After a general agreement at the end of December, legal details still have to be negotiated.
In the new investment agreement with the European Union, China wanted to punish those EU countries that limit or block the access of Chinese telecommunications companies such as Huawei to their markets. Chinese negotiators added a corresponding clause, but the European negotiators rejected it, according to a draft of the text of the agreement that the German press agency received on Monday.
China wanted to reserve the right to deny the advantages of the partial opening of its telecommunications sector to investors from countries “which block or arbitrarily discriminate against Chinese telecommunications companies in law or in politics,” reads the controversial passage in the draft text from 11 December, which was crossed out.
The EU Commission and German Chancellor Angela Merkel for the then German EU Council Presidency and China's head of state and party Xi Jinping announced a general agreement on the agreement at the end of December, the legal details of which still have to be negotiated. The agreement must also be approved by the EU member states and the European Parliament.

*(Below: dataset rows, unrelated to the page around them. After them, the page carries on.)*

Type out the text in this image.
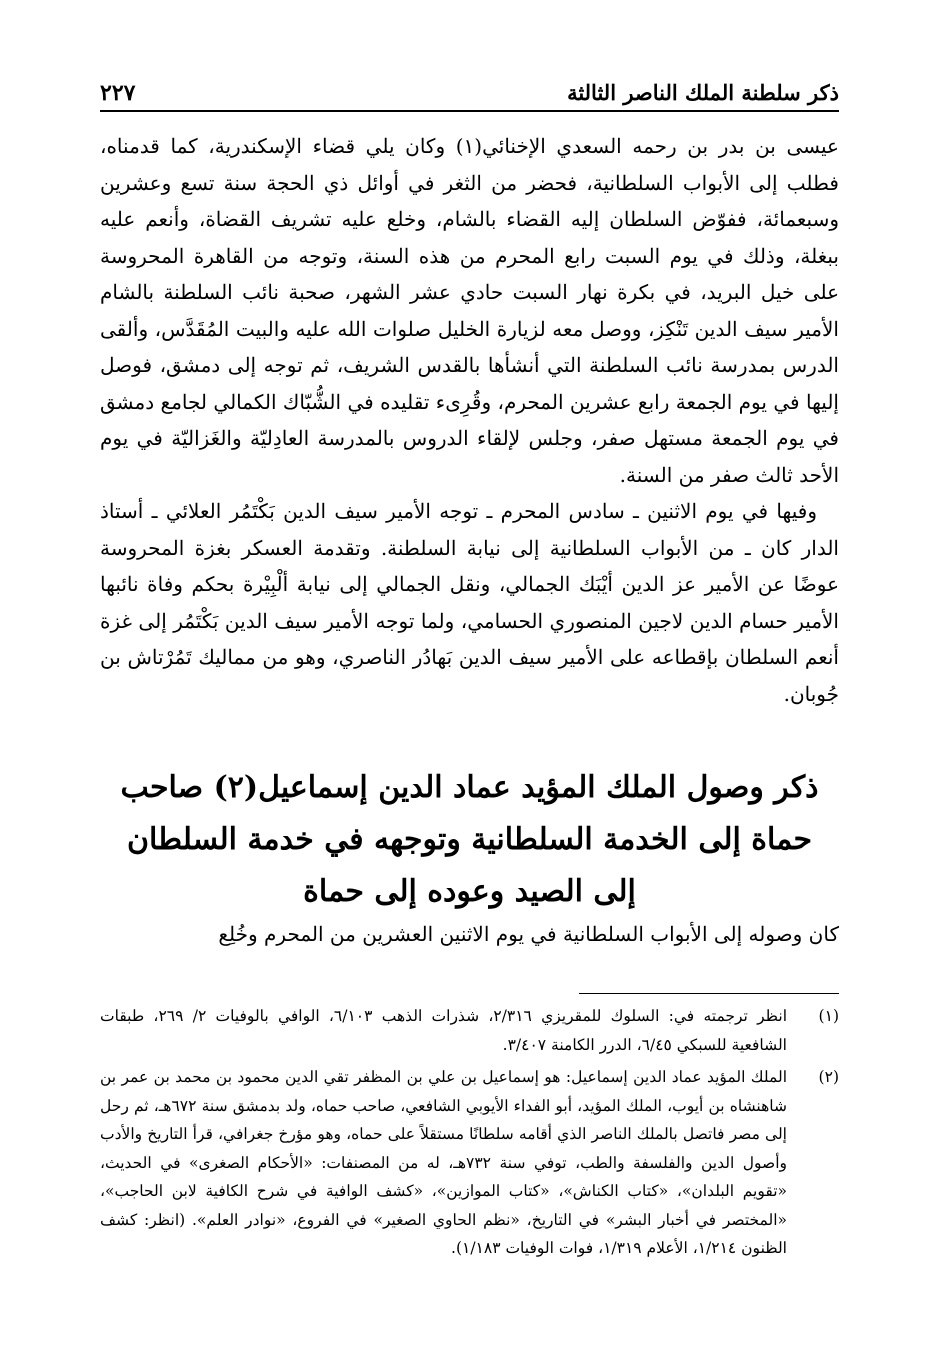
ذكر سلطنة الملك الناصر الثالثة
٢٢٧

عيسى بن بدر بن رحمه السعدي الإخنائي(١) وكان يلي قضاء الإسكندرية، كما قدمناه، فطلب إلى الأبواب السلطانية، فحضر من الثغر في أوائل ذي الحجة سنة تسع وعشرين وسبعمائة، ففوّض السلطان إليه القضاء بالشام، وخلع عليه تشريف القضاة، وأنعم عليه ببغلة، وذلك في يوم السبت رابع المحرم من هذه السنة، وتوجه من القاهرة المحروسة على خيل البريد، في بكرة نهار السبت حادي عشر الشهر، صحبة نائب السلطنة بالشام الأمير سيف الدين تَنْكِز، ووصل معه لزيارة الخليل صلوات الله عليه والبيت المُقَدَّس، وألقى الدرس بمدرسة نائب السلطنة التي أنشأها بالقدس الشريف، ثم توجه إلى دمشق، فوصل إليها في يوم الجمعة رابع عشرين المحرم، وقُرِىء تقليده في الشُّبّاك الكمالي لجامع دمشق في يوم الجمعة مستهل صفر، وجلس لإلقاء الدروس بالمدرسة العادِليّة والغَزاليّة في يوم الأحد ثالث صفر من السنة.

وفيها في يوم الاثنين ـ سادس المحرم ـ توجه الأمير سيف الدين بَكْتَمُر العلائي ـ أستاذ الدار كان ـ من الأبواب السلطانية إلى نيابة السلطنة. وتقدمة العسكر بغزة المحروسة عوضًا عن الأمير عز الدين أيْبَك الجمالي، ونقل الجمالي إلى نيابة ألْبِيْرة بحكم وفاة نائبها الأمير حسام الدين لاجين المنصوري الحسامي، ولما توجه الأمير سيف الدين بَكْتَمُر إلى غزة أنعم السلطان بإقطاعه على الأمير سيف الدين بَهادُر الناصري، وهو من مماليك تَمُرْتاش بن جُوبان.

ذكر وصول الملك المؤيد عماد الدين إسماعيل(٢) صاحب حماة إلى الخدمة السلطانية وتوجهه في خدمة السلطان إلى الصيد وعوده إلى حماة
كان وصوله إلى الأبواب السلطانية في يوم الاثنين العشرين من المحرم وخُلِع
(١)
انظر ترجمته في: السلوك للمقريزي ٢/٣١٦، شذرات الذهب ٦/١٠٣، الوافي بالوفيات ٢/ ٢٦٩، طبقات الشافعية للسبكي ٦/٤٥، الدرر الكامنة ٣/٤٠٧.
(٢)
الملك المؤيد عماد الدين إسماعيل: هو إسماعيل بن علي بن المظفر تقي الدين محمود بن محمد بن عمر بن شاهنشاه بن أيوب، الملك المؤيد، أبو الفداء الأيوبي الشافعي، صاحب حماه، ولد بدمشق سنة ٦٧٢هـ، ثم رحل إلى مصر فاتصل بالملك الناصر الذي أقامه سلطانًا مستقلاً على حماه، وهو مؤرخ جغرافي، قرأ التاريخ والأدب وأصول الدين والفلسفة والطب، توفي سنة ٧٣٢هـ، له من المصنفات: «الأحكام الصغرى» في الحديث، «تقويم البلدان»، «كتاب الكناش»، «كتاب الموازين»، «كشف الوافية في شرح الكافية لابن الحاجب»، «المختصر في أخبار البشر» في التاريخ، «نظم الحاوي الصغير» في الفروع، «نوادر العلم». (انظر: كشف الظنون ١/٢١٤، الأعلام ١/٣١٩، فوات الوفيات ١/١٨٣).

However, there is considerable opposition to the agreement. Critics don't go far enough. The agreement was also criticized as premature, as future US President Joe Biden wanted to create an alliance with allies such as the Europeans in dealing with China. From experience there are also doubts about China's compliance with the treaty.
The breakthrough also came in a difficult political climate. China has come under international criticism because of its tough course in Hong Kong, the internment of Muslim Uyghurs, the persecution of civil rights activists and its controversial territorial claims in the South China Sea.